Middleton v. State

59 So. 2d 320 | Miss. | 1952

Roberds, P. J.

Middleton was convicted of the offense of driving a motor vehicle upon a public highway of this State at a time when his license so to do had been suspended by the Commissioner of Public Safety. On this appeal he raises a number of questions.

He says he could not tell from the affidavit whether he was charged with so driving when his license had been suspended or when it had been revoked. Whether the license had been suspended or revoked is immaterial. Section 8110, Mississippi Code 194-2, bases the offense upon such driving when the license has been “canceled, suspended or revoked”. The gravamen of the crime is the driving when the driver has no license to drive.

He says the original affidavit did not charge that he was driving upon a public highway in Mississippi. That is true, but the amendment to the affidavit charged *699he was driving in district 5 of Marion County upon “highway No. 24 of the State of Mississippi.” It is not contended that the circuit court did not have the power to permit the amendment to be made.
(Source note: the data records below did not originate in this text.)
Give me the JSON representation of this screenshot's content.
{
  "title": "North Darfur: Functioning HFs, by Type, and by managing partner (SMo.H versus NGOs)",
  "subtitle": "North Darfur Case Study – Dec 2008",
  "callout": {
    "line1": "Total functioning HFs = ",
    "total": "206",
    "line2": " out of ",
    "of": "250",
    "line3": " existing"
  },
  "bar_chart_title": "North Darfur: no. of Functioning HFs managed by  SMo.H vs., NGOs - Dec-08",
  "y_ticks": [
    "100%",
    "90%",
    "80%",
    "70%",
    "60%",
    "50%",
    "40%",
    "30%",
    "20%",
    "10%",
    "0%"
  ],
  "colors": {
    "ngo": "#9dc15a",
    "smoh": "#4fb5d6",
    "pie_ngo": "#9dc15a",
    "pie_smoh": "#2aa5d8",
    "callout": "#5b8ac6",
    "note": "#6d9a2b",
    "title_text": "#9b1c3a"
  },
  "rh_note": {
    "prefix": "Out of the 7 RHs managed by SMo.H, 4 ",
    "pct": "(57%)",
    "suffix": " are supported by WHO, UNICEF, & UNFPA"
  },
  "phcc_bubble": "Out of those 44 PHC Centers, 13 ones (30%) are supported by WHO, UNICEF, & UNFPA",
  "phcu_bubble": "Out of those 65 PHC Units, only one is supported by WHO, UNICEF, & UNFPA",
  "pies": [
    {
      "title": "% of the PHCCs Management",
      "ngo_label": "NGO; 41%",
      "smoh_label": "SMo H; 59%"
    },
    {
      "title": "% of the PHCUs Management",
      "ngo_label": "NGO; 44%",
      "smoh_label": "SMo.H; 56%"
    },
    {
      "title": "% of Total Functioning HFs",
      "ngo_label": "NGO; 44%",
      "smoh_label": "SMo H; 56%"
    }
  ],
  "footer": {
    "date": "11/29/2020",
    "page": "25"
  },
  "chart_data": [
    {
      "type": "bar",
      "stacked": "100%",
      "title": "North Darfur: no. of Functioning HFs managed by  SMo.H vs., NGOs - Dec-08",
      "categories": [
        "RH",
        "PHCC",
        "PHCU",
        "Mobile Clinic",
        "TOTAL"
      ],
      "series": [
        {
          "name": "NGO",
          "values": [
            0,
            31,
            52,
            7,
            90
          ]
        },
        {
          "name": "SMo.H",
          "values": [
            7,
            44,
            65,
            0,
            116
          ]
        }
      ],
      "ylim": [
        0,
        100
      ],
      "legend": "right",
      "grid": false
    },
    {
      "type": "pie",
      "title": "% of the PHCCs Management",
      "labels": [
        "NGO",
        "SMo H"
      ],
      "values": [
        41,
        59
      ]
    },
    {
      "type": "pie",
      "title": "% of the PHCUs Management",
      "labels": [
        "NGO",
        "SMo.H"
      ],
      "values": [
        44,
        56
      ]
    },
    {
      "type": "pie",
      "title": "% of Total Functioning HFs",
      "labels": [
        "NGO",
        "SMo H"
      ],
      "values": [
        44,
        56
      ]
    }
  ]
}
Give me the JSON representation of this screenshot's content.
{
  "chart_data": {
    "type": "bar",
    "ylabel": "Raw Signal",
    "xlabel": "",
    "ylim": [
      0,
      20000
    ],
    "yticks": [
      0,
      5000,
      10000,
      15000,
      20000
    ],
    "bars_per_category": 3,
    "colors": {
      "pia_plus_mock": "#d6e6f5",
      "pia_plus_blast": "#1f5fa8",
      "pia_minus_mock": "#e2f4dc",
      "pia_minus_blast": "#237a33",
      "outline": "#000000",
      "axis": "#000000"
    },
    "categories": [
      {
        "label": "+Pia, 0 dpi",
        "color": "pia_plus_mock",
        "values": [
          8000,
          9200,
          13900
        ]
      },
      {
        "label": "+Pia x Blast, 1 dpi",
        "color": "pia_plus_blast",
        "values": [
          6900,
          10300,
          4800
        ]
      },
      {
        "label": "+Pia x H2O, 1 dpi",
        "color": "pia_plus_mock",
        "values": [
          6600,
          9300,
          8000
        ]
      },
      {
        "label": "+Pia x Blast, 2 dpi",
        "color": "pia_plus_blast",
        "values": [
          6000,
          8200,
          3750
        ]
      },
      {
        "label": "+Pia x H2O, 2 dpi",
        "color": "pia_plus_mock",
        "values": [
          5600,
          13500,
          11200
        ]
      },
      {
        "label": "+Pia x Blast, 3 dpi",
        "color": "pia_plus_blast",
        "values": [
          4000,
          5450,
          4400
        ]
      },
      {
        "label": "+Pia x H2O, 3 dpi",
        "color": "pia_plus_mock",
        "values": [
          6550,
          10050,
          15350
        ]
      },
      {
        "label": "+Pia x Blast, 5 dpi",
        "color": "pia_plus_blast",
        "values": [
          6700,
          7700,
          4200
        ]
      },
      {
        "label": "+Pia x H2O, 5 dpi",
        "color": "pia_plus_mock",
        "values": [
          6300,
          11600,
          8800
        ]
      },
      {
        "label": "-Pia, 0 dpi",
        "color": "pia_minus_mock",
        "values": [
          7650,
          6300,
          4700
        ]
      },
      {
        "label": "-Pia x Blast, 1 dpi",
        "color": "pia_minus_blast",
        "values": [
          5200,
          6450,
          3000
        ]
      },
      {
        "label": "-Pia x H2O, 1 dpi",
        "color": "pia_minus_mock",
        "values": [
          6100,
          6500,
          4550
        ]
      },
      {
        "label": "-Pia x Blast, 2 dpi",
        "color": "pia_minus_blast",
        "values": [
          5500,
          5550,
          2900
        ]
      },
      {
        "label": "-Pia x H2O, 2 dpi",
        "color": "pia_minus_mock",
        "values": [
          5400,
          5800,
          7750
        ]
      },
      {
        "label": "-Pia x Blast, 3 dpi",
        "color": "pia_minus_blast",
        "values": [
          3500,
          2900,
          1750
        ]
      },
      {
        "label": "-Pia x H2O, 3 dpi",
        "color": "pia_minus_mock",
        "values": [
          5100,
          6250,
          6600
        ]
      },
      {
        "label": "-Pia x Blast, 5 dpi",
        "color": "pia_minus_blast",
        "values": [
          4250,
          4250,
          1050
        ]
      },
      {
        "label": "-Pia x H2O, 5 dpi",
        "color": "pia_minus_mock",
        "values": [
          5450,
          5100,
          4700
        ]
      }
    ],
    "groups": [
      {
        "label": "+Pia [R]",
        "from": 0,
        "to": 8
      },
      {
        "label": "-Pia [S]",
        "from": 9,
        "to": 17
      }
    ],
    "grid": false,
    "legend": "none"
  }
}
It is next argued that the State should have been required to introduce the original order suspending appellant’s license — that the certified copy of such order which was introduced was not competent. Section 1725, Mississippi. Code 1942, provides that all public officers of this State, having charge or custody of public records, books, etc., are authorized to certify copies of such records, “which copies shall be received in evidence in all cases where the original or a sworn copy would be evidence.” That section is applicable to the Commissioner of Public Safety. Such a sworn copy was introduced in evidence in this case. It was competent.

Appellant says it was necessary that he be given notice of such suspension and that the proof shows he did not receive such notice. Section 8107, said Code, does make it the duty of the Commissioner to give written notice to a licensee of the suspension of his license. We do not pass upon the effect of failure to do that, because whether, as a fact, appellant received such notice was submitted to- the jury under an instruction obtained by Middleton, and the jury found that he had received it. But he says the jury should not have been permitted to so find under the evidence in this case. Here is the evidence: Defendant testified he did not receive it. That was his proof. The evidence for the State was this: Y. H. Strickland, a member of the Mississippi State Highway Patrol, testified that appellant had been convicted some four or five times of reckless and drunken driving; that the witness went to the home of appellant and obtained his mailbox number and address and reported that to the Commissioner; that notice of the suspension was mailed to appellant and never returned. The Commissioner sent to Mr. Strickland a certified copy of the order suspending appellant, which certificate *700recited “I hereby certify this is a true and correct copy of the notice of suspension as mailed to Percy Middleton on October 31, 1950, and has not been returned to us for failure of delivery by the postal authorities”. That certified copy was introduced in evidence. Strickland also testified that he notified appellant of his suspension. It will be noted the suspension is dated October 31, 1950. Defendant was a resident of Marion County. He did not surrender his suspended license as requested by the order of the Commissioner and as was his duty under the law, but on December 11, 1950, he applied to the sheriff of Copiah County for renewal of his Marion County license. This testimony on behalf of the State justified the finding by the jury that Middleton received the notice of suspension of his license mailed to him by the Commissioner, especially in view of the fact appellant had been convicted a number of times of violation of the traffic laws of the State which naturally affected the weig’ht of his testimony before the jury.

Affirmed.

Lee, Kyle, Arrington and Ethridge, JJ., concur.